Dans le Sud global, comment les défis de la décarbonation peuvent-ils être conciliés avec l’accès à un logement décent pour tous ? Avez-vous des exemples de réussites ?
De toute évidence, il est absolument nécessaire que les pays les plus riches, qui ont généré de nombreuses émissions, prennent l’initiative de les réduire. Les pays qui souffrent actuellement des impacts négatifs d’une grande partie du développement du Nord global ont besoin d’émettre du carbone pour améliorer les conditions de vie de leurs communautés, y compris la plupart des 1,8 milliard de personnes qui vivent actuellement sans logement ou dans des logements grossièrement inadéquats.
Cela dit, il existe également de nombreux modèles historiques de constructions transmis par des communautés locales, qui ont tendance à s’appuyer davantage sur des matériaux d’origine naturelle. Ces matériaux, plus régénératifs ou moins intensifs en carbone, peuvent être redécouverts pour garantir que la construction puisse se faire tout en minimisant les émissions de carbone.
En termes d’exemples concrets, l’Indonésie, a développé une initiative vraiment passionnante et assez ambitieuse appelée le Green Affordable Housing Program. Il vise à fournir un million d’unités prêtes pour atteindre la neutralité carbone d’ici à 2030 et cherche vraiment à combiner des logements écologiques avec des logements abordables. Le projet se concentre vraiment sur les communautés à faible revenu grâce à de nouvelles constructions, mais aussi à travers l’adaptation et l’atténuation. Il y a eu quelques problèmes aux premières étapes, mais cette initiative est une très bonne marque de la tentative de garantir que les initiatives vertes prennent en compte la dimension sociale.
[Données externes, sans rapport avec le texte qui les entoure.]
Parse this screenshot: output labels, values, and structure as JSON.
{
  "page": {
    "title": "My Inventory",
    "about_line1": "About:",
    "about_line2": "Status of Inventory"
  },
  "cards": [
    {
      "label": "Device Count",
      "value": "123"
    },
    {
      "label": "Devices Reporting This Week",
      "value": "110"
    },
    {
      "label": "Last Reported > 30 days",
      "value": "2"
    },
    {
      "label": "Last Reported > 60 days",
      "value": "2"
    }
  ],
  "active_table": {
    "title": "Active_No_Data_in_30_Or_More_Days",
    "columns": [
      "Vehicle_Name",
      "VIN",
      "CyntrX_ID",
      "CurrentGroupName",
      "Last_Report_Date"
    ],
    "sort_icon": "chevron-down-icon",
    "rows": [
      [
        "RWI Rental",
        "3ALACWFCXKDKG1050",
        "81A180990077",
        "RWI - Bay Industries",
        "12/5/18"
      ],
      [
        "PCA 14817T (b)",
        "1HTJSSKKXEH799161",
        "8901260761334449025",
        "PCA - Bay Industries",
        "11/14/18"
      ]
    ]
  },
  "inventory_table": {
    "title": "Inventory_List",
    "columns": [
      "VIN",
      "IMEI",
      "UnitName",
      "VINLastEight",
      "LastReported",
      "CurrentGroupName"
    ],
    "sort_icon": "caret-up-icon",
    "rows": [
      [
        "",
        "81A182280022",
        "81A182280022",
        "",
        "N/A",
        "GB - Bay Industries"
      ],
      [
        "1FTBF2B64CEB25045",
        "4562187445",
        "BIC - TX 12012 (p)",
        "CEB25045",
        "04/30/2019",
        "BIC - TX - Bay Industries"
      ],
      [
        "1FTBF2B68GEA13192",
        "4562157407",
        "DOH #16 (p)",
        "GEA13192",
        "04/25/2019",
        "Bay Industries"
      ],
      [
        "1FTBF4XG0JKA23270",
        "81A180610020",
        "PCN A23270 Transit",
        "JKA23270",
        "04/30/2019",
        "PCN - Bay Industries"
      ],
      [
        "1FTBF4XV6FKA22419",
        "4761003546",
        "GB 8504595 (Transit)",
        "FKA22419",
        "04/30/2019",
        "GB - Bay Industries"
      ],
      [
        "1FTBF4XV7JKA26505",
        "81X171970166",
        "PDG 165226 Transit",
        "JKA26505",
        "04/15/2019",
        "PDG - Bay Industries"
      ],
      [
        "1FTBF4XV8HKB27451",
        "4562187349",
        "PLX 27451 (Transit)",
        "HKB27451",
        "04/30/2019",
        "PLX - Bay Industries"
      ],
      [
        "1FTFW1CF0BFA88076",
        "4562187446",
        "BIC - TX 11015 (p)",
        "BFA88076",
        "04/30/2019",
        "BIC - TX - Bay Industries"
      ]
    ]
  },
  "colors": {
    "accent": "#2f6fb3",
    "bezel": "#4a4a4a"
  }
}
Il n’y a donc aucun moyen de garantir la justice sociale sans s’attaquer à l’urgence climatique, et il n’y a aucun moyen de lutter contre le climat sans s’attaquer aux inégalités : durabilité et responsabilité sociale doivent aller de pair. Se concentrer sur les personnes les plus directement touchées par la transition est un moyen d’apporter évidemment la justice sociale et de défendre les droits de l’homme, mais aussi un moyen d’accélérer l’action climatique. C’est le message clé avec lequel je voudrais conclure.